Time to let go of ipfilter

Atte Peltomäki atte.peltomaki at iki.fi
Tue Feb 22 01:53:15 PST 2011


On Tue, Feb 22, 2011 at 10:16:48AM +0100, Francois Tigeot wrote:
> On Tue, Feb 22, 2011 at 10:45:35AM +0200, Atte Peltomäki wrote:
> > On Tue, Feb 22, 2011 at 02:20:59AM -0600, Chris Turner wrote:
> > > On 02/21/11 07:57, Atte Peltomäki wrote:
> > > > PF is simply too slow. It does have good functionality and it's easy to
> > > > use, but it doesn't scale beyond small/medium networks. I stress-tested
> > > > it some time ago and OpenBSD/pf could get a combined throughput of
> > > > around 1.6Gbps. FreeBSD/pf got a little better, but not so that it would
> > > > really mean much.
> > > 
> > > What was the max {memory,pci,processor} bandwitdth on the machine under 
> > > test?
> > 
> > IIRC some 72GB RAM, 2x 8-core cpus and loaded with 8 SSD disks in
> 
> This data is not really useful: the important things are
> - memory bandwidth: type and number of RAM DIMMS which can be used in parallel
> - cpu bus speed if memory is not directly attached to the cpus
> - type and speed of the bus on which the network chips are connected (PCI
> something these days)
> 
> If you do not have these details, please tell us the exact model of the cpus
> and/or the machine, this should help us dig the necessary information.

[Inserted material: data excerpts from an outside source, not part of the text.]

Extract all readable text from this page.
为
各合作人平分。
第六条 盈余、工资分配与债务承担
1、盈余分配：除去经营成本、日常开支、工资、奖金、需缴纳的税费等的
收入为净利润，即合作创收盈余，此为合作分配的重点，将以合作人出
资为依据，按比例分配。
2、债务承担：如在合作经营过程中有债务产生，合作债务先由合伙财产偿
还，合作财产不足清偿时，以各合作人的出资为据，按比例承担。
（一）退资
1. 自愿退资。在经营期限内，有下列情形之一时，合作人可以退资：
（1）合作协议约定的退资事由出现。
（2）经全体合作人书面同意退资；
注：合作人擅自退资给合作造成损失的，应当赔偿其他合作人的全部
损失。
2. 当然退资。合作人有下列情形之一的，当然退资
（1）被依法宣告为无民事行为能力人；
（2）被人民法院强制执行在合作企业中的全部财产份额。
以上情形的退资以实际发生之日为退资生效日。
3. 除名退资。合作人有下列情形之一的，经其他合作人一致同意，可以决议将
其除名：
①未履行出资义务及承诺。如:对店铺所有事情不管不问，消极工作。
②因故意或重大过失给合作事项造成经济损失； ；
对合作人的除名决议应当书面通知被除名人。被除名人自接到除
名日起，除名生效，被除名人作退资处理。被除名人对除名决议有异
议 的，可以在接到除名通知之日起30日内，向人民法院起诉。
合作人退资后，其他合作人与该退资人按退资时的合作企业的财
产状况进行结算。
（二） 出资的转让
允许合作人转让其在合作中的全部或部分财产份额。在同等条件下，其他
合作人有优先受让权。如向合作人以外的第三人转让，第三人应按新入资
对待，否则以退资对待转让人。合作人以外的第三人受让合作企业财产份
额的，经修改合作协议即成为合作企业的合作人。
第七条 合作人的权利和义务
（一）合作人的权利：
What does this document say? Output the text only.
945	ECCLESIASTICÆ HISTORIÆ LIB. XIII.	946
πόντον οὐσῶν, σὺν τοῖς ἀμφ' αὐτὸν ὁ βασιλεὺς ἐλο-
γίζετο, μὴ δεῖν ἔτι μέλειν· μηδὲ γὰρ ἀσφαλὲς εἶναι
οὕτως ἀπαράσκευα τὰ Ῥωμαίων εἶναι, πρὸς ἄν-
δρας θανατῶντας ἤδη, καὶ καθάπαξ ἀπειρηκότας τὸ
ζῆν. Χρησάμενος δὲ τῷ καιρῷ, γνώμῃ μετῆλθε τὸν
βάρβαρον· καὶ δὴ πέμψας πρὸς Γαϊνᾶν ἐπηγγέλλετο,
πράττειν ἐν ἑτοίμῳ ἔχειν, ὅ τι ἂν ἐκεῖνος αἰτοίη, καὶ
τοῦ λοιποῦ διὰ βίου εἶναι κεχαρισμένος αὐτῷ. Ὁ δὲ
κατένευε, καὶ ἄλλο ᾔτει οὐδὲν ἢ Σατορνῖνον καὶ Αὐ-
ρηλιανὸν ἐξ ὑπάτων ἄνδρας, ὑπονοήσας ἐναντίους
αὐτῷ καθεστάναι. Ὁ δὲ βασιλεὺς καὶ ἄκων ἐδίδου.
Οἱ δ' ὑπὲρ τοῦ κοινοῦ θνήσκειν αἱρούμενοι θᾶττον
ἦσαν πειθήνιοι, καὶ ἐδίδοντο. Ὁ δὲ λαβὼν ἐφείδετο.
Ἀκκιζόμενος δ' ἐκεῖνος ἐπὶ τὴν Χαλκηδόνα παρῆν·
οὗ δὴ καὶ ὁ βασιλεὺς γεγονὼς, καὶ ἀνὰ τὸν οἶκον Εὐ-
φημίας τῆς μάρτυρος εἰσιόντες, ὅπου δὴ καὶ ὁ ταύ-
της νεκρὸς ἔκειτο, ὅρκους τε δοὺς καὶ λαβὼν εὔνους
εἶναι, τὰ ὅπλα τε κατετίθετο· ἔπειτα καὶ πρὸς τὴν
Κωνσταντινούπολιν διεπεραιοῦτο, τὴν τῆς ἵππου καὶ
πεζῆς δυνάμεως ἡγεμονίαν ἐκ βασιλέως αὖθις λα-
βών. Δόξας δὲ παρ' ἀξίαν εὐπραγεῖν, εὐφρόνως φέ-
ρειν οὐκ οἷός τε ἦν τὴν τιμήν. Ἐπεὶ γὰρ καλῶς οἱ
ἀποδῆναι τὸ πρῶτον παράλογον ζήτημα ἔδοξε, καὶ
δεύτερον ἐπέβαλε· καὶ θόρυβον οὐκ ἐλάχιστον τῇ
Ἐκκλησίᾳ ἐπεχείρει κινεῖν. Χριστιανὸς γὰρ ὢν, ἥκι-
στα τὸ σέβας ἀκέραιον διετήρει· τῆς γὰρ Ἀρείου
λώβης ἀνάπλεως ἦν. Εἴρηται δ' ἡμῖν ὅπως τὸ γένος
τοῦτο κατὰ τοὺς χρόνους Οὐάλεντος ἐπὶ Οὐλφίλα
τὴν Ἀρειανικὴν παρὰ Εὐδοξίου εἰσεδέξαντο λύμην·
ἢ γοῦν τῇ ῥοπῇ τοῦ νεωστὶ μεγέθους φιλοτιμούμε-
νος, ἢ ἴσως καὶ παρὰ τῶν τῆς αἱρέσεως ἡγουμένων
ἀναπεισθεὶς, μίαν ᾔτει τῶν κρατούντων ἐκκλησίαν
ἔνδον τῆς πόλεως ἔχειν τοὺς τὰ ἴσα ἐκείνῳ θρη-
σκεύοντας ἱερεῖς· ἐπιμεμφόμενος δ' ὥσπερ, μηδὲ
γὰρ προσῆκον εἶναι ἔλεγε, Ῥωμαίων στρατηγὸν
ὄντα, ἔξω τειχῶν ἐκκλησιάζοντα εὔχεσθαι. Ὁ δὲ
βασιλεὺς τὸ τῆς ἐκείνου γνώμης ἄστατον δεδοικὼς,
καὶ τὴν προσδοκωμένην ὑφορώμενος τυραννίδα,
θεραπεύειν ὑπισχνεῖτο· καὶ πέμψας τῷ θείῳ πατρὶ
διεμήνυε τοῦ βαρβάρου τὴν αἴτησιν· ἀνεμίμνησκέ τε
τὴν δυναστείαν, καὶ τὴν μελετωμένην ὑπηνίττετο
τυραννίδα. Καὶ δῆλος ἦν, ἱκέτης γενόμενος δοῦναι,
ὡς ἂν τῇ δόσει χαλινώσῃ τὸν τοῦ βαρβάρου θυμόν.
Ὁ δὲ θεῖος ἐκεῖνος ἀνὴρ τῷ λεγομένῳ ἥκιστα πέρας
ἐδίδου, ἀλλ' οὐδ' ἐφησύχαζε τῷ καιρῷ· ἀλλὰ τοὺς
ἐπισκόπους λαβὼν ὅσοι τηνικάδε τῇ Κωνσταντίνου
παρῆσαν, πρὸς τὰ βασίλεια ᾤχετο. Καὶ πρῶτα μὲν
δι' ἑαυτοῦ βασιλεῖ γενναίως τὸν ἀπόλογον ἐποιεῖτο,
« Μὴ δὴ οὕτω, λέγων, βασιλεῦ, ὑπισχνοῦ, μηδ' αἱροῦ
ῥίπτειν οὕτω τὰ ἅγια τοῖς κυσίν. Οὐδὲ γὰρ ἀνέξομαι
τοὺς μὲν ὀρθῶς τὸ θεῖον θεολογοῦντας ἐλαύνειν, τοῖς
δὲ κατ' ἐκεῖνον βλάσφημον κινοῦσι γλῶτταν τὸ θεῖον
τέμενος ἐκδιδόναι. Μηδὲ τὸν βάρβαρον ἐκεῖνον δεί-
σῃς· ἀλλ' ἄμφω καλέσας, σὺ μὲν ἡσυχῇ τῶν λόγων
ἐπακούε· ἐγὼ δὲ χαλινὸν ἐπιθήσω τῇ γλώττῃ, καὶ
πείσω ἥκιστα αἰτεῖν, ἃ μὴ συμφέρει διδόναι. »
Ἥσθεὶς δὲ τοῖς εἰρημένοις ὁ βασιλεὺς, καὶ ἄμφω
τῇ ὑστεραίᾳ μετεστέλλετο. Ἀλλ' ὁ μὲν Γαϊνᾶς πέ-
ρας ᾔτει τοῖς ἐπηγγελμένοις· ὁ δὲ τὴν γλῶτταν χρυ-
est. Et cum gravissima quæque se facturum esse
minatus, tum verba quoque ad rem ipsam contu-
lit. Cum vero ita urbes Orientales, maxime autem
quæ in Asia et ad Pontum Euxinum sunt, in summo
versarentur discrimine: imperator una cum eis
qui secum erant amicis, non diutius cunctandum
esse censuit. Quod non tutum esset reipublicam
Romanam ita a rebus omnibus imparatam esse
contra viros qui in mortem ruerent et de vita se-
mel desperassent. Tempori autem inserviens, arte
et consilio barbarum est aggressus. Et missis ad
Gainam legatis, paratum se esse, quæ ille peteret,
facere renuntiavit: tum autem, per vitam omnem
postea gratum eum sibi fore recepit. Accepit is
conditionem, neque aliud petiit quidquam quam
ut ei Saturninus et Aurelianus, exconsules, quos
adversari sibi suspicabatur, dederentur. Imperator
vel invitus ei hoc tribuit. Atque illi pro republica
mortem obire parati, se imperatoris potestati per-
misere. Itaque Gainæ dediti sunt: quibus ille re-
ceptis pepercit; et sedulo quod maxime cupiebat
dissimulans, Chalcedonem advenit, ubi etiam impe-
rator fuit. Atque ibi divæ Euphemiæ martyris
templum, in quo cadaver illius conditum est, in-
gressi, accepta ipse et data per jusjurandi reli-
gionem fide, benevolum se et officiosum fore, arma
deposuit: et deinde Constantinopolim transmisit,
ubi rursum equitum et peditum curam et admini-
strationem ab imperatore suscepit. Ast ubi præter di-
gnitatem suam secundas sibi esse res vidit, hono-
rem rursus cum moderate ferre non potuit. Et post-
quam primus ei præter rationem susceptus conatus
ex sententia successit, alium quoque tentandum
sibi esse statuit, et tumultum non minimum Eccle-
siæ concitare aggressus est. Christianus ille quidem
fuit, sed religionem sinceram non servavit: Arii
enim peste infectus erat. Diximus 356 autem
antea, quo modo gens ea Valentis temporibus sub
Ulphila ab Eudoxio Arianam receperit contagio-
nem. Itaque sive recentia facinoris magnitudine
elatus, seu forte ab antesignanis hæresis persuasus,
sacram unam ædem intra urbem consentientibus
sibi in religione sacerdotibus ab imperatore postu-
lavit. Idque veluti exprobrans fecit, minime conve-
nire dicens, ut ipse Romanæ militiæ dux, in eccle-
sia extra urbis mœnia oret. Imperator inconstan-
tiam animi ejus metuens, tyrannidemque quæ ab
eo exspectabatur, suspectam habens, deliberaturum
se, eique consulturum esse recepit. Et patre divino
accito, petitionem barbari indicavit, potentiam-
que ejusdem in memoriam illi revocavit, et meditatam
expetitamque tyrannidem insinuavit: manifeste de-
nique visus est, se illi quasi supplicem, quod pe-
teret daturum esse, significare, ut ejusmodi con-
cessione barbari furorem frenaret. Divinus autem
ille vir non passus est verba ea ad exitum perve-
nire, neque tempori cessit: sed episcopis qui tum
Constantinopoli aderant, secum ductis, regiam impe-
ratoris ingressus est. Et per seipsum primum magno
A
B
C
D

I see. It's been ages, but I found something that's more or less
relevant. It was DELL R710 I spoke of above, but R610 were quite equal in
performance, once I fixed bugs mentioned in these mails:

http://kameli.org/r610-dmesg.txt
http://kameli.org/if_em-fixes.txt

-- 
Atte Peltomäki
     atte.peltomaki at iki.fi <> http://kameli.org
"Your effort to remain what you are is what limits you"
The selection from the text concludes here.